My friend Scott McGaha wrote today’s WMD. It really spoke to me and I hope it speaks to you.
“He is not here; He has risen” Matthew 28:6
The Lord truly does work in mysterious ways. I honestly think with me it’s when I’m at my weakest physically, which usually includes the mental and emotional sides as well. The last few weeks have been exhausting, but rewarding, and I thank God for them. The last few years have been devastating, and honestly, I’ve blamed God for them. I’ve been hurt, bitter, angry, sad and perpetually heartbroken. And I thought, not really so much that God could fix it, which He certainly could have, but that God should have, and I was wrong.
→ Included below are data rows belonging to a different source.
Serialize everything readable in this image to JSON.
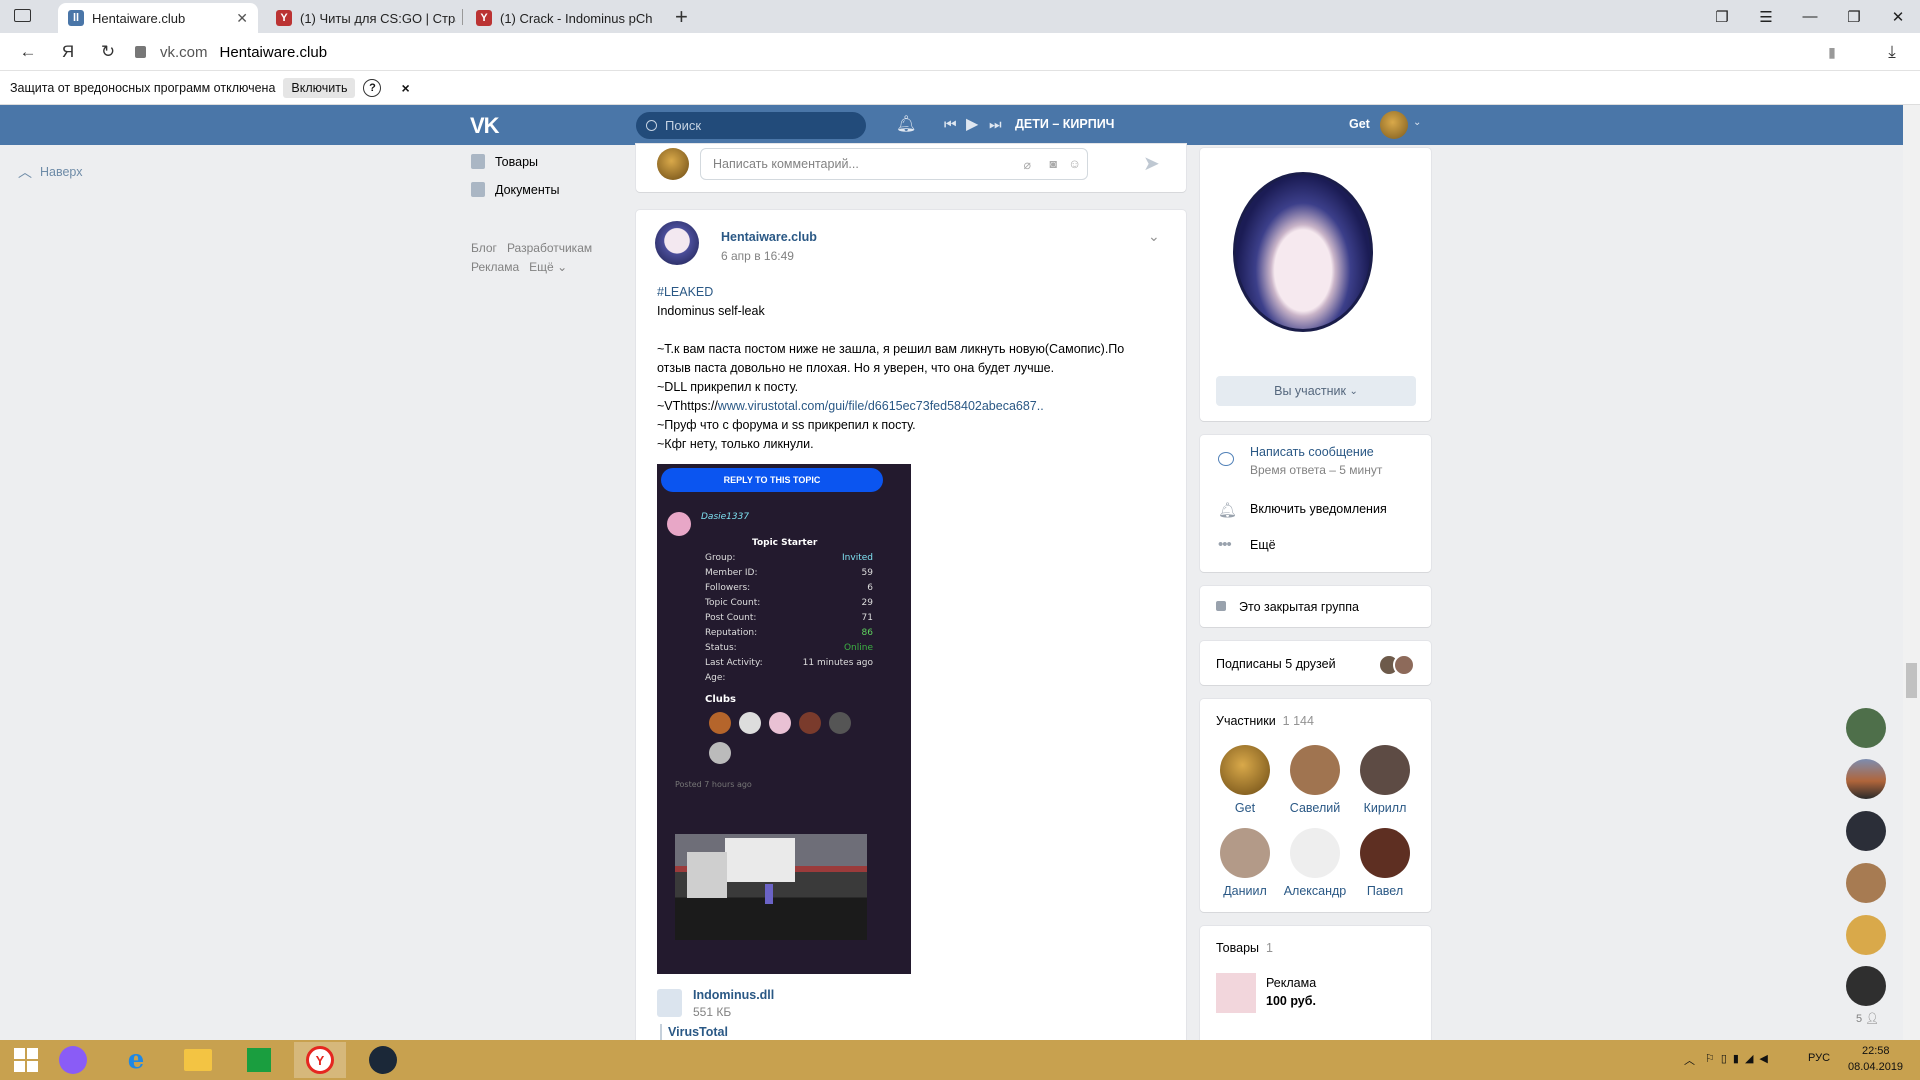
{
  "browser": {
    "tabs": [
      {
        "title": "Hentaiware.club",
        "active": true
      },
      {
        "title": "(1) Читы для CS:GO | Стра",
        "active": false
      },
      {
        "title": "(1) Crack - Indominus pCh",
        "active": false
      }
    ],
    "url_domain": "vk.com",
    "url_title": "Hentaiware.club",
    "yandex_icon": "Я"
  },
  "protection_bar": {
    "text": "Защита от вредоносных программ отключена",
    "button": "Включить",
    "help": "?",
    "close": "×"
  },
  "vk_header": {
    "logo": "VK",
    "search_placeholder": "Поиск",
    "now_playing": "ДЕТИ – КИРПИЧ",
    "user_name": "Get"
  },
  "left_nav": {
    "up_label": "Наверх",
    "items": [
      "Товары",
      "Документы"
    ],
    "footer_row1": [
      "Блог",
      "Разработчикам"
    ],
    "footer_row2": [
      "Реклама",
      "Ещё"
    ]
  },
  "comment_box": {
    "placeholder": "Написать комментарий..."
  },
  "post": {
    "author": "Hentaiware.club",
    "date": "6 апр в 16:49",
    "hashtag": "#LEAKED",
    "title_line": "Indominus self-leak",
    "line1": "~Т.к вам паста постом ниже не зашла, я решил вам ликнуть новую(Самопис).По",
    "line2": "отзыв паста довольно не плохая. Но я уверен, что она будет лучше.",
    "line3": "~DLL прикрепил к посту.",
    "line4_prefix": "~VThttps://",
    "line4_link": "www.virustotal.com/gui/file/d6615ec73fed58402abeca687..",
    "line5": "~Пруф что с форума и ss прикрепил к посту.",
    "line6": "~Кфг нету, только ликнули.",
    "attachment_name": "Indominus.dll",
    "attachment_size": "551 КБ",
    "link_title": "VirusTotal"
  },
  "forum_shot": {
    "reply_button": "REPLY TO THIS TOPIC",
    "username": "Dasie1337",
    "topic_starter": "Topic Starter",
    "rows": [
      {
        "label": "Group:",
        "value": "Invited"
      },
      {
        "label": "Member ID:",
        "value": "59"
      },
      {
        "label": "Followers:",
        "value": "6"
      },
      {
        "label": "Topic Count:",
        "value": "29"
      },
      {
        "label": "Post Count:",
        "value": "71"
      },
      {
        "label": "Reputation:",
        "value": "86"
      },
      {
        "label": "Status:",
        "value": "Online"
      },
      {
        "label": "Last Activity:",
        "value": "11 minutes ago"
      },
      {
        "label": "Age:",
        "value": ""
      }
    ],
    "clubs_title": "Clubs",
    "posted": "Posted 7 hours ago"
  },
  "right_col": {
    "member_button": "Вы участник",
    "write_message": "Написать сообщение",
    "response_time": "Время ответа – 5 минут",
    "notifications": "Включить уведомления",
    "more": "Ещё",
    "closed_group": "Это закрытая группа",
    "friends_subscribed": "Подписаны 5 друзей",
    "members_title": "Участники",
    "members_count": "1 144",
    "members": [
      "Get",
      "Савелий",
      "Кирилл",
      "Даниил",
      "Александр",
      "Павел"
    ],
    "goods_title": "Товары",
    "goods_count": "1",
    "goods_item_name": "Реклама",
    "goods_item_price": "100 руб."
  },
  "chat_strip": {
    "count": "5"
  },
  "taskbar": {
    "lang": "РУС",
    "time": "22:58",
    "date": "08.04.2019"
  },
  "colors": {
    "vk_blue": "#4a76a8",
    "link": "#2a5885",
    "taskbar": "#c8a14f"
  }
}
So, here I am, after 10 pm on Saturday night, after I worked the past 6 days for the 3rd straight week, then spent another few hours mowing grass, just dying to devour some food and get some sleep, and I heard God speak what I’m about to share. And what I knew was, if I didn’t put it down, it would probably be gone from memory tomorrow. I think God just wants to know how bad do we really want more of Him sometimes, and tonight, pretty bad.
Last Sunday as I was driving to church, I heard a song that was new to me called “Reason To Praise” by Cory Asbury and Bethel Music featuring Naomi Raine, and it touched me deeply. After figuring out what the song was and who sang it, I’ve listened to it many times this past week. And tonight God spoke to my heart through the song as I had it playing.
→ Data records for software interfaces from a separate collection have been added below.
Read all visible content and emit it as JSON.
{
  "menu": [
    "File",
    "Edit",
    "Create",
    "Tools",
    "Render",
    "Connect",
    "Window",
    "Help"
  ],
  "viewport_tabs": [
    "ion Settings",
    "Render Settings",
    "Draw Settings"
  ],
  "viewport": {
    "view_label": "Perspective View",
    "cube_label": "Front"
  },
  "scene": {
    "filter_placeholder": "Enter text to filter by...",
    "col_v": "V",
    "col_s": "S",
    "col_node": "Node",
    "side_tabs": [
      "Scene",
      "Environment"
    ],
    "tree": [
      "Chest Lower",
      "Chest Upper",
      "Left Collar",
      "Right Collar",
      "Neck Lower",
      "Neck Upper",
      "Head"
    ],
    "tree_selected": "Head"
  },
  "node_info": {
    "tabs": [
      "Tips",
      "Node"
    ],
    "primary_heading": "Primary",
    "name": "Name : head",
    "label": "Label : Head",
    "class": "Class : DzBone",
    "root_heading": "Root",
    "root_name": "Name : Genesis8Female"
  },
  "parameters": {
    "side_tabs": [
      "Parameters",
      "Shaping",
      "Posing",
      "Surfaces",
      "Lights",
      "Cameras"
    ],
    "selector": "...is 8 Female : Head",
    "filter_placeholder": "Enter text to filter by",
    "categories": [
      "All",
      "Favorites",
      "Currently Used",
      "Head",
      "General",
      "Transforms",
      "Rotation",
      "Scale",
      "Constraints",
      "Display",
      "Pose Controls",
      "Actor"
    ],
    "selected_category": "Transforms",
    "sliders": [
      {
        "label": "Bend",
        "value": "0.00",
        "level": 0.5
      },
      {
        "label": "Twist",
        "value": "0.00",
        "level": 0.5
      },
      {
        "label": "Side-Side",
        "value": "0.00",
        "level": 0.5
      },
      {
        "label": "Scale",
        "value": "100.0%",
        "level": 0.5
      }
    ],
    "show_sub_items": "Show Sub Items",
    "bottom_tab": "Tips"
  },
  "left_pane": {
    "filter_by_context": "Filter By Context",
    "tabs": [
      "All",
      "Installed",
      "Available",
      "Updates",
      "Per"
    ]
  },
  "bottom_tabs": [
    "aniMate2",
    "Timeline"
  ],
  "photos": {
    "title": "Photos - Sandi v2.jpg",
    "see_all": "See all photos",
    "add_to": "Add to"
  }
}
Let’s just say the last several years, I’ve seen, spoken to and spent much less time with my sons than I would have ever wanted, and it has many, many times crushed me emotionally, physically and yes, spiritually. But in the last few months, my heart and mind have started to see the situation differently. And in the process of learning Eucharisteo and having a constant attitude of thankfulness, it has challenged me to trust God more and more in ways I had not considered. That perhaps “all things working together for the good” didn’t necessarily mean I would personally reap the benefits. And now God has guided me to a place where I realize He is telling me that where I’ve been stuck and staying at, He isn’t there.
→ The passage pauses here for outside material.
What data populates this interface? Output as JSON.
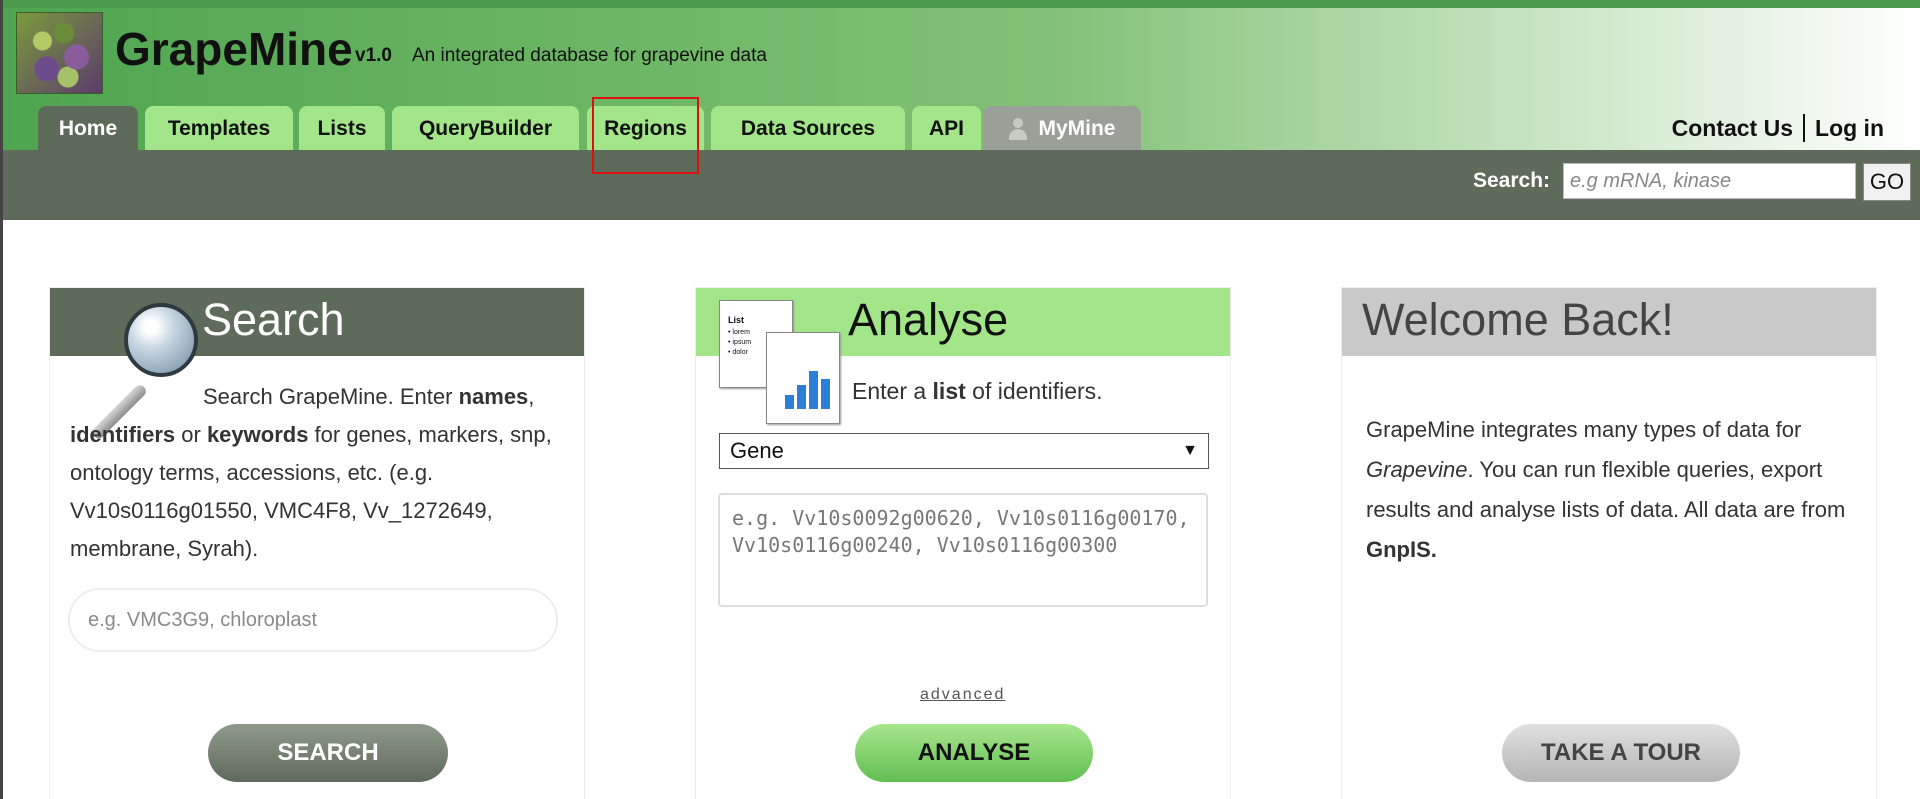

Where I’ve been, and I’m sure some of you have also been, is stuck in the grieving phase. You’re stuck at the tomb. Trust me, I’ve been right there with you. You may be grieving a literal death, and I want you to know I am deeply sorry for your loss. But for others like me, we’re grieving what we lost. For me, it was time with my boys. Watching them grow into manhood and helping guide and shape them as they became men. It has broken my heart over and over and there has been this void within my heart that was their place. And I have gone through the grieving process over and over, and honestly I’ve been very, very angry with God.
For some of you it’s been a relationship of some sort, be it a marriage, friendship, etc. Something happened, that person moved on, and you’re deeply hurt. Believe me, I know your pain. I’ve sat at that tomb and wished for one more text or call that sadly never came. Or maybe it’s a job or career. For some it might be unfulfilled potential. For others it’s just the opportunity that got away. The chance. The possibility.
Whether you wanted this or not, this is the hand we’ve been dealt. And if you’re like me, you’ve been stuck outside the tomb or grave of what could have or might have been. In my case, off and on for years. And here’s what God spoke to my heart on Saturday night: I’m not there. Stop sitting by the tomb. Stop hanging out in the graveyards. What’s gone is gone. Jesus is a risen savior!! The lines in the song say this: “out of the grave bursts a revival no tomb can contain” and “When you come around … stones just start rolling away.”
For someone out there, along with myself, it’s time to stop mourning what is now gone. God might have a better job waiting for you if you’ll just start looking. He might have a better marriage for you, if you’ll stop mourning the one that’s been dead for far too many years. I promise you the better life isn’t going to be found in a place of dead things. God doesn’t live amongst the dead, that’s where the demons were hanging out (see Mark 5).
If you want to see miracles, go where Jesus is. He might resurrect your relationships, your career, etc, but, He might have something even better in store for you. He usually does.